Session FT 4.26
Legal water education
Barra Mexicana, Colegio de Abogados
Ilustre Colegio de Abogados de Madrid
American Bar Association
Comisión Nacional del Agua
The applicable Mexican legislation in the area of water is broad and complex, however, there are just a few institutions that offer courses in the area of legal education in the area of water in Mexico.
- Courts are often ill-equiped to handle water rights in a water basin that may involve many parties (large cities, Indigeneous people, governmental agencies, commercial and indutrial entities, and large irrigation districts)
- Creating a network of judges experienced in water related cases helps lessening the isolation they usually face to handle these cases.
- Judges are a demanding educationnal audience. Educating them to water related issues asks for appropriate conference and workshop faculty, with high-quality and balanced speakers.
- Funding issues for such educationnal system to be extended and sustained are crucial
- The difficulties in implementing legal water education are basically to gather a multidisciplinary team of professors highly specialised with experiences in topics of water
Key messages and orientations for action
- Continue, improve and expand water legal education
- Sessions on legal aspects at future World Water Forums must increase
Local Actions presented
Dividing the Waters
Mr John E. Thorso, American Bar Association
Dividing the Waters began in 1992 to provide educational services to judges and other judicial officers in the western United States who preside over general stream adjudications. General stream adjudications, pending in 17 western states, are comprehensive judicial proceedings to determine water rights in a water basin or other source of water. Some adjudications (as in Montana) involve all of the water rights and users in the state. Almost all adjudications involve the water rights of large cities, Indian tribes, federal agencies (e.g., National Park Service), commercial and industrial entities, and large irrigation districts. However, even individuals with small rights are involved. As such, these cases can involve hundreds of thousands of water rights and tens of thousands of parties.

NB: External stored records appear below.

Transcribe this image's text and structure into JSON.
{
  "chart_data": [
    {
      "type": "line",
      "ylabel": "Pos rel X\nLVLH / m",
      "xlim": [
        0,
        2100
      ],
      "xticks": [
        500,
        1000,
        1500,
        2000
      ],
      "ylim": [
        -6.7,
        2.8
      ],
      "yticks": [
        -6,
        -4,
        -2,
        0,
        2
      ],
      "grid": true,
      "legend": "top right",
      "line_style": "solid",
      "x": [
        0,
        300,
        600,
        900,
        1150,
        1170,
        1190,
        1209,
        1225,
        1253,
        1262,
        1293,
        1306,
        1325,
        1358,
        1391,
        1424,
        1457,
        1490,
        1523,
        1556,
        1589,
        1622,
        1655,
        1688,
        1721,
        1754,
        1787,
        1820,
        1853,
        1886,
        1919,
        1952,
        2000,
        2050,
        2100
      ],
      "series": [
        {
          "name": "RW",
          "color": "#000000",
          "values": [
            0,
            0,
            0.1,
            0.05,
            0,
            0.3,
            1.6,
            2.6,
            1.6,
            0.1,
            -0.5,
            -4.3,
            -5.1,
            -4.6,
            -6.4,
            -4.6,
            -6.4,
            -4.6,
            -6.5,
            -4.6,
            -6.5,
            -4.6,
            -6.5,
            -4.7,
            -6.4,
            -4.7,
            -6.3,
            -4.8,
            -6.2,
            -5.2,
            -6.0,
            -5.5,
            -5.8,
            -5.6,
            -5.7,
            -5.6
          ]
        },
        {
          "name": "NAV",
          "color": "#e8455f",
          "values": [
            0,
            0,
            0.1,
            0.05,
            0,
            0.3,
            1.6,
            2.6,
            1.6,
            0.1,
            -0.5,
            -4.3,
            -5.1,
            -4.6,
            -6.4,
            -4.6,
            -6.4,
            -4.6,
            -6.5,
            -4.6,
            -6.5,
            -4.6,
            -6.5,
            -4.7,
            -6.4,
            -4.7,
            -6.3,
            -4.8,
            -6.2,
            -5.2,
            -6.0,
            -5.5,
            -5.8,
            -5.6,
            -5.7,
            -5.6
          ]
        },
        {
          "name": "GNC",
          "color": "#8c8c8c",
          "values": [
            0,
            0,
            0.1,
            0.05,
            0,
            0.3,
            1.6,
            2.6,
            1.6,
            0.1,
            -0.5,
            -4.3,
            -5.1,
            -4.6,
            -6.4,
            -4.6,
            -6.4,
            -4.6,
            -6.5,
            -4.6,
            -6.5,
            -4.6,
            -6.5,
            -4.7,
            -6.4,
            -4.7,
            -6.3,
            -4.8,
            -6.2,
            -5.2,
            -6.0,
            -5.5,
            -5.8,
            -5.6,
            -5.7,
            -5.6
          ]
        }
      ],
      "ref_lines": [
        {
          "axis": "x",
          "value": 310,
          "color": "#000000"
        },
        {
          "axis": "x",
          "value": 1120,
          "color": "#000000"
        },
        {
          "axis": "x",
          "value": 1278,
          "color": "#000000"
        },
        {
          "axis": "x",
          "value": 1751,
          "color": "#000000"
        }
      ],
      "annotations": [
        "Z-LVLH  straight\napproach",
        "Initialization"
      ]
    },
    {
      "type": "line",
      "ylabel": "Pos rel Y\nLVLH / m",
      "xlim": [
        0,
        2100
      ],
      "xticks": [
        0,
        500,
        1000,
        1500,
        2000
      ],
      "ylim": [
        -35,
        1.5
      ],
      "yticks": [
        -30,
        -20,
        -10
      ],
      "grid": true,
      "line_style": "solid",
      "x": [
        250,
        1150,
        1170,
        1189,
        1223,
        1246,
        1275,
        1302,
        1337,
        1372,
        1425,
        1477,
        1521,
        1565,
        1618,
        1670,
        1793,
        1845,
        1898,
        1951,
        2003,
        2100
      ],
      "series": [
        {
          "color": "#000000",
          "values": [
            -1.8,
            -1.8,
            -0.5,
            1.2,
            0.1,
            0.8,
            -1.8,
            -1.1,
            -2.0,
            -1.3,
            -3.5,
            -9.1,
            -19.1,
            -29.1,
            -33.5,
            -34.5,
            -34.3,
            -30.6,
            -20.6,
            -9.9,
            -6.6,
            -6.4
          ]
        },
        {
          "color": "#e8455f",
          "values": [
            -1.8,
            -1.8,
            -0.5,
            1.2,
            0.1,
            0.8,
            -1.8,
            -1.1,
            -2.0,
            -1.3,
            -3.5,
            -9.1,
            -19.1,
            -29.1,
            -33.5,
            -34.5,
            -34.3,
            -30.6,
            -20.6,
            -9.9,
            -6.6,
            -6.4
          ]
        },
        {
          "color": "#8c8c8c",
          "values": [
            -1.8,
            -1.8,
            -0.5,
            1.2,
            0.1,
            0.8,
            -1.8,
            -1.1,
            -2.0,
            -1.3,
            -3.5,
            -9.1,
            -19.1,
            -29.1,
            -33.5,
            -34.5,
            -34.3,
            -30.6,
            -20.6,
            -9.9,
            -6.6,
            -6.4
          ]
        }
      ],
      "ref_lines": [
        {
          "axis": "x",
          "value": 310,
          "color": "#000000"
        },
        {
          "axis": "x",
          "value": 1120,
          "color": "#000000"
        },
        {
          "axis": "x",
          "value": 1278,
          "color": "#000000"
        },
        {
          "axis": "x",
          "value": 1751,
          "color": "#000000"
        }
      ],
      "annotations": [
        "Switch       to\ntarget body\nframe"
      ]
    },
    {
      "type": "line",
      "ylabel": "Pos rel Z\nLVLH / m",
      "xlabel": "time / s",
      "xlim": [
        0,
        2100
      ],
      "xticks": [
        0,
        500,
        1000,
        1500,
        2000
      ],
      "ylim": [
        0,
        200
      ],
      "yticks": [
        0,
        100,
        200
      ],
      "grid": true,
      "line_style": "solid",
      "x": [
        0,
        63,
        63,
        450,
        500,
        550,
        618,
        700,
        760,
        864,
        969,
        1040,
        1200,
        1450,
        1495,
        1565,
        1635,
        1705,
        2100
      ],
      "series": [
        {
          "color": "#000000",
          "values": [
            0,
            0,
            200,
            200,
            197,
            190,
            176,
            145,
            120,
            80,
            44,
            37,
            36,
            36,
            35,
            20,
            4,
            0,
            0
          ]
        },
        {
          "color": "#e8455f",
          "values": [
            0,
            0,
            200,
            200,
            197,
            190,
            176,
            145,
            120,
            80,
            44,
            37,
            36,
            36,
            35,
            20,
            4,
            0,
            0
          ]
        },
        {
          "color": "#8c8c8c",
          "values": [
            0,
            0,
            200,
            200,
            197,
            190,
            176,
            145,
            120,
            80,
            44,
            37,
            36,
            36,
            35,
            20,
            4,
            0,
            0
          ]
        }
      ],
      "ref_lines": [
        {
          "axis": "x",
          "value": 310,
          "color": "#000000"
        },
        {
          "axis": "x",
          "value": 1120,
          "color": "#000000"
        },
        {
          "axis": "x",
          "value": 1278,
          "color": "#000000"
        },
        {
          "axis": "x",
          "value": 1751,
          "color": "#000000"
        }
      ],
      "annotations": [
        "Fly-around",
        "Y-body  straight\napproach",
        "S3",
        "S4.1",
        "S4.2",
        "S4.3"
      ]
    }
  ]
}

The cases may take decades to complete with transaction costs exceeding tens of millions of dollars.
Dividing the Waters has expanded to include other types of complex water litigation: interstate apportionment cases pending before the U.S. Supreme Court and presided over by Special Masters, litigation challenging water-related administrative actions (e.g., challenges to the water quality standards for the San Francisco Bay-Delta Region, challenges to the multi-faceted CALFED program), and litigation concerning reclamation projects.
Dividing the Waters originated to help judges assigned to complex water litigation better manage and decide these cases. We have attempted to use multi-faceted educational methods (conferences and seminars, technical consultations, web site and email, informal interactions, publications, shared opinions, telephone conference calls) to help these judges. We have worked to enhance the judges capacities to manage complex civil litigation, better utilize alternative dispute resolution methods, understand basic scientific principles in relevant areas (hydrology, modeling, surface and groundwater interaction, in-stream flows, endangered species and their recovery), and learn more in specialized legal areas (water law, Indian law).
Water Legal Education
Mr. Hector Herrerahat, Barra Mexicana, Colegio de Abogados
The applicable legislation to water in Mexico is broad and complex, however, there are just a few institutions that offer courses in the area of legal education in the area of water in Mexico. For the above, a problem was created for those interested in taking training, updating and specialization courses in that area, with a very poor offer of said courses. To attend that problem, the “Barra Mexicana, Colegio de Abogados, A.C.”, through its Continuing Legal Education Committee, organized a Postgraduate on the Legal Regime of Water in Mexico (76 hours in three months), which postgraduate was carried out in 2004 and 2005 and that, given the interest shown by those assisting and the few options for this necessary courses in Mexico, we will be continue with it year after year in an institutional manner. It is worth to say that, despite the profile of said postgraduate was mainly legal, in addition to the legal experts in the area, we also included as professors hydraulic civil engineers, biologists, chemical engineers, among others experts. The difficulties in implementing the activity were basically gathering together a multidisciplinary team of professors highly specialized with experience in topics of water. The claims of improvement before implementing the action (the Postgraduate Study) were mainly from the group of attorneys of the public and private sector, as well as from other professionals and associations of users of water interested on the subject. All of them claim for alternatives for training, updating, and specialization courses in the area of legal education in the area of water. The Postgraduate was carried out in 2004 and 2005 at the Auditorium of the “Barra Mexicana, Colegio de Abogados, A.C.” in Mexico City, with a capacity of up to 100 people. In 2006 it will also be carried out in said Auditorium. In that Postgraduate all those interested can participate, members and non members of the Mexican Bar Association. In that Postgraduate carried out twice we had an important participation of engineers and other professionals different that attorneys but interested in the legal education in the area of water.